04 July 20XX+1
My
Dear Lucilius:
Independence
Day is upon us.
You
might remember the last Independence Day I wrote of last year: it
was almost a community event of sorts (likely I saw Pompeia Paulina
there, although I do not remember her), with song and a potluck.
Quite the social event, for our very small town.
A
great deal has happened between that July 4th and this one.
There
was no formal notice of any gathering; the only sign that something
was up was some raising the U.S. Flag and Gasden Flags on the same
pole outside of the post office that has become our community
center. People started to drift in as the day went on, bringing
chairs and water.
Unlike
last year, there was no potluck or band. And unlike last year, every
one was heavily armed.
I
would likely not have gone but for Pompeia Paulina’s insistence
that I go. I have seen more than I desire of groups of people of
late and do not hold the best memories of them. But she insisted,
noting that if I did not get out, likely Young Xerxes would not come.
As
you can imagine, I went.
People
moved back and forth in the small groups, greeting one another with
nods and handshakes but with muted conversations. It is as if a pall
had fallen over the entire group of us, a shroud borne of the world
we now live in and especially the recent challenges we had faced.
I
passed a nodding greeting to two or three that I recognized as those
that had also gone “Over The Mountain”. Young Xerxes was more
himself than he had been of late, almost gregarious in his greetings
of people he knew – and, it seemed, he knew a lot of people (which
I had always suspected).
Looking
at the faces in the crowd, the contrast between last year and this
was stark. There were not thin and drawn faces of privation such as
I had seen in pictures of civil wars and mass starvation. What I did
see were the faces of people that had already started to manage their
way of life as if things were going to continue to get worse, not
better. People who realized – even myself, recently – that what
was being faced was not something that was either going to resolve
itself or get better. How the world was, we really did not know.
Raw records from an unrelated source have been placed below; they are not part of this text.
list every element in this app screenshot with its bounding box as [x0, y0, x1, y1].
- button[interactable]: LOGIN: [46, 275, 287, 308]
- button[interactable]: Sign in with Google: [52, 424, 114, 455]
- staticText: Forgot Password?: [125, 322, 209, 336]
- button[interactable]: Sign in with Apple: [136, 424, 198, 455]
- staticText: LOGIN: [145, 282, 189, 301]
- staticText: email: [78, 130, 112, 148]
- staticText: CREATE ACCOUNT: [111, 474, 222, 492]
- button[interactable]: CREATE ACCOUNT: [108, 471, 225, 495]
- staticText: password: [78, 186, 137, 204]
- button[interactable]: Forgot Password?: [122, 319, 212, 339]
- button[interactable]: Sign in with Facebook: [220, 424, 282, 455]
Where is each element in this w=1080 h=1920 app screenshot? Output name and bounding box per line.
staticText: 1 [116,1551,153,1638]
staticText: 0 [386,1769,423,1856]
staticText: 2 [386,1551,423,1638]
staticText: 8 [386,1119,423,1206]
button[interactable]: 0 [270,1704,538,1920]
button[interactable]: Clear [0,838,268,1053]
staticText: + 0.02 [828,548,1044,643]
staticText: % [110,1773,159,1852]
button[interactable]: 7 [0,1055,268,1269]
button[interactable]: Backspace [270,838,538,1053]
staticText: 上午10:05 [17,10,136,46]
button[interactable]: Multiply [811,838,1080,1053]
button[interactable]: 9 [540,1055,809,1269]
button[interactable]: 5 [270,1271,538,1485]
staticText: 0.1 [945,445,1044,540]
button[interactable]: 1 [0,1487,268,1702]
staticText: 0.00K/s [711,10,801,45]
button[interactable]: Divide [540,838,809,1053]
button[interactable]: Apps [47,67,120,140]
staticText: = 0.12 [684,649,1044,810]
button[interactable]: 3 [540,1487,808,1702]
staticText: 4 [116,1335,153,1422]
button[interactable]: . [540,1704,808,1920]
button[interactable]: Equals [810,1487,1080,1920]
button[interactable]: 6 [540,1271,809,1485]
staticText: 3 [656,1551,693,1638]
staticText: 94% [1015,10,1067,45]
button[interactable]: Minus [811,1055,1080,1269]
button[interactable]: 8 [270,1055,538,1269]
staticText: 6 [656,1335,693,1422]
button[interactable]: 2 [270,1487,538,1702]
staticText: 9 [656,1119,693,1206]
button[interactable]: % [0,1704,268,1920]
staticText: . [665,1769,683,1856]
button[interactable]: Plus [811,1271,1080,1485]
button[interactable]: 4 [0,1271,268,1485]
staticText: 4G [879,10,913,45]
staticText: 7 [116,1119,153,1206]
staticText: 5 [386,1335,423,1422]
But what our world looked like, we knew all too well.
It
was at that moment that someone tremulously started sting The Star
Spangled Banner.
It
was reedy and a bit thin, but the singer at least had the courage of
their convictions to belt out the first line. There was a moment of
pause then two or three voices joined in, the entire chorus becoming
stronger as the song continued on. By the time the bombs were
bursting in mid air, we were all singing at the top of our lungs.
As
we finished out the song with a round of applause, it was if some dam
had broken or the shroud had been lifted. People began speaking in
louder tones, almost normally. Some folks scuttled off and soon
enough, another three piece band was performing songs which were as
peppy as they were foreign to me, with words that I could only half
understand as I whirled Pompeia Paulina through the crowd.
The
band must have played for two or three hours until they and the crowd
were exhausted. Like it or not, even on Independence Day, there was
still work to be done.
It
struck me that evening – and I said as much to Pompeia Paulina –
that in some ways, this was really a sort of First Independence Day
for us. Certainly, we all shared some things, as the Star Spangled
Banner rendition demonstrated. And yet, this was the first time we
celebrated a day that we were truly Independent – mostly not of our
own choosing of course, and with definite hardship and uncertainty.
If
this is Independence, Luculius – being responsible not just in some
ways but in all ways for one’s self, facing the future with a
certain fear and yet a certain sense that one’s fate is truly for
one’s making – one can understand how such a concept could become
the stuff of legends.
How
remarkable – and I confess, exciting – that even at my age, there
is still something to look forward to.